Every night when I got home, I sketched out what I learned that day and how it might help Moz achieve their organizational goals. To me, Moz Analytics seemed to be the biggest bet that they were making, but I wasn’t sold, so I asked myself: Why not be sold? To be honest, we don’t use it very much at SEER. Instead, we use Open Site Explorer and its toolbar like mad; Moz Analytics is rarely used. I decided that if this was Moz’s big bet, I wanted to help them to win it.

I took an in-depth look into Moz’s goals and core values and made a pitch to Rand that I thought would fit. I started with the problems below:

Problem #1: We get rankings from Google in a way that they don’t like very much, which to me is risky. I feel that the industry would be forced to steer clear of keywords as the major KPI and that rankings will still be important when it comes to direction, but not so much in a functional manner when it comes to day-to-day impact.

Problem #2: The “big bet” on Moz Analytics integrates very nicely with Google Analytics, but kicking the hornet’s nest on rankings was a problem. A big problem. Betting on analytics is the future while betting on rankings is the past, and we’re risking this analytics relationship so that we can focus on the way SEO was done in the past.

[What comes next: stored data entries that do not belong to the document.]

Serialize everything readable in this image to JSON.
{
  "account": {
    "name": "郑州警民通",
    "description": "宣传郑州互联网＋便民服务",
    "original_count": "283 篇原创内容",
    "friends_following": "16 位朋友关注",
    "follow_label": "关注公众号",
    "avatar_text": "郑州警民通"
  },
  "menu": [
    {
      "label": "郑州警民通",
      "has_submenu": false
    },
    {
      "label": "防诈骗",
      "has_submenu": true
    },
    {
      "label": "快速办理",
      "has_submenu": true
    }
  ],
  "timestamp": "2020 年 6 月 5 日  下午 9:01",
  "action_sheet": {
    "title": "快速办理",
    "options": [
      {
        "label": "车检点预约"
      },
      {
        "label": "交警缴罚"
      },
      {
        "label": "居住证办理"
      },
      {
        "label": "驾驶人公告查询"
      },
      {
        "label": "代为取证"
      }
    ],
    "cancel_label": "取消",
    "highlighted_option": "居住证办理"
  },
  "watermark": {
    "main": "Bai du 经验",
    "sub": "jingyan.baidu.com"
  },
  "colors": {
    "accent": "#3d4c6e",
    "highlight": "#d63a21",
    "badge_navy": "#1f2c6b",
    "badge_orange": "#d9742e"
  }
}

Problem #3 – Rand hardly ever talks about tracking rankings anymore, at least not in a positive light. He’s been placing the concept of inbound and content marketing as a theme in every slide deck he creates. I literally went through about 10 of his decks and tried to find him speaking about a positive side of rankings. While it might get a mention here or there, not a single one of his decks are themed around the critical nature of rankings.

Problem #4: Both Rand and Dr. Pete believe that social metrics have a pretty strong correlation to rankings.

So that we can address these problems appropriately, it’s best to develop an understanding of Moz’s mission:

Moz is all about better marketing and not just better rankings. One of their initiatives is to reach a marketing audience that’s a bit more broad:

Rand’s presentations even talk about how having a high ranking doesn’t always mean maximum traffic:

He says it again:

And again:

I have many more examples, but i’m sure you get the point by now. Rand doesn’t believe that our jobs are all about rankings. He knows it and presents that philosophy everywhere he speaks. So why does Moz believe that rankings have to be provided? Let’s start trying to answer that question by taking a look at true love.

Rand likes to talk about building true love with your community:

Even Roger realizes the power of community and true love:

Every day, Rand inspires an entire industry to level-up, to become strong content marketers, and to make their audiences fall in love with them. Yet, Roger goes around the web looking for “rankings”?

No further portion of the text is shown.